Being in London, with time on his hands, and not far from the sale-room at which I have obscurely hinted, Mr. Denton thought that he would spend an hour there upon the chance of finding, among that portion of the famous Thomas collection of MSS., which he knew to be then on view, something bearing upon the history or topography of his part of Warwickshire.
He turned in accordingly, purchased a catalogue and ascended to the sale-room, where, as usual, the books were disposed in cases and some laid out upon the long tables. At the shelves, or sitting about at the tables, were figures, many of whom were familiar to him. He exchanged nods and greetings with several, and then settled down to examine his catalogue and note likely items.
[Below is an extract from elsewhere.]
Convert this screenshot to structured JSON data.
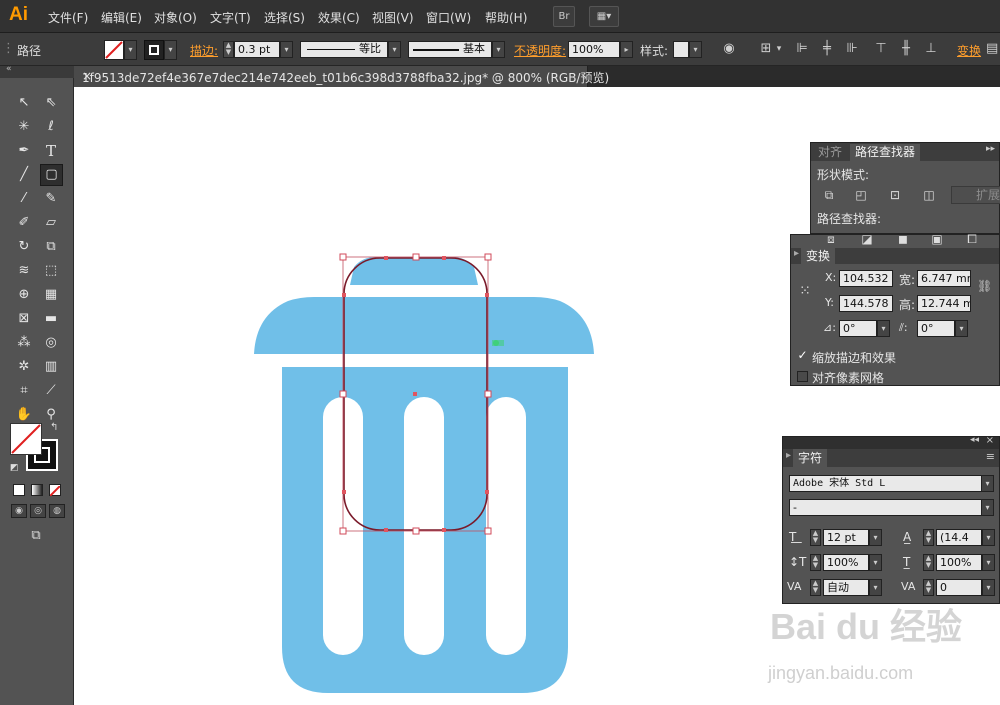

He had made good progress through about two hundred of the five hundred lots--every now and then rising to take a volume from the shelf and give it a cursory glance--when a hand was laid on his shoulder, and he looked up. His interrupter was one of those intelligent men with a pointed beard and a flannel shirt, of whom the last quarter of the nineteenth century was, it seems to me, very prolific.
It is no part of my plan to repeat the whole conversation which ensued between the two. I must content myself with stating that it largely referred to common acquaintances, e.g., to the nephew of Mr. Denton's friend who had recently married and settled in Chelsea, to the sister-in-law of Mr. Denton's friend who had been seriously indisposed, but was now better, and to a piece of china which Mr. Denton's friend had purchased some months before at a price much below its true value. From which you will rightly infer that the conversation was rather in the nature of a monologue. In due time, however, the friend bethought himself that Mr. Denton was there for a purpose, and said he, "What are you looking out for in particular? I don't think there's much in this lot." "Why, I thought there might be some Warwickshire collections, but I don't see anything under Warwick in the catalogue." "No, apparently not," said the friend. "All the same, I believe I noticed something like a Warwickshire diary. What was the name again? Drayton? Potter? Painter--either a P or a D, I feel sure." He turned over the leaves quickly. "Yes, here it is. Poynter. Lot 486. That might interest you. There are the books, I think: out on the table. Some one has been looking at them. Well, I must be getting on. Good-bye, you'll look us up, won't you? Couldn't you come this afternoon? We've got a little music about four. Well, then, when you're next in town." He went off. Mr. Denton looked at his watch and found to his confusion that he could spare no more than a moment before retrieving his luggage and going for the train. The moment was just enough to show him that there were four largish volumes of the diary--that it concerned the years about 1710, and that there seemed to be a good many insertions in it of various kinds. It seemed quite worth while to leave a commission of five and twenty pounds for it, and this he was able to do, for his usual agent entered the room as he was on the point of leaving it.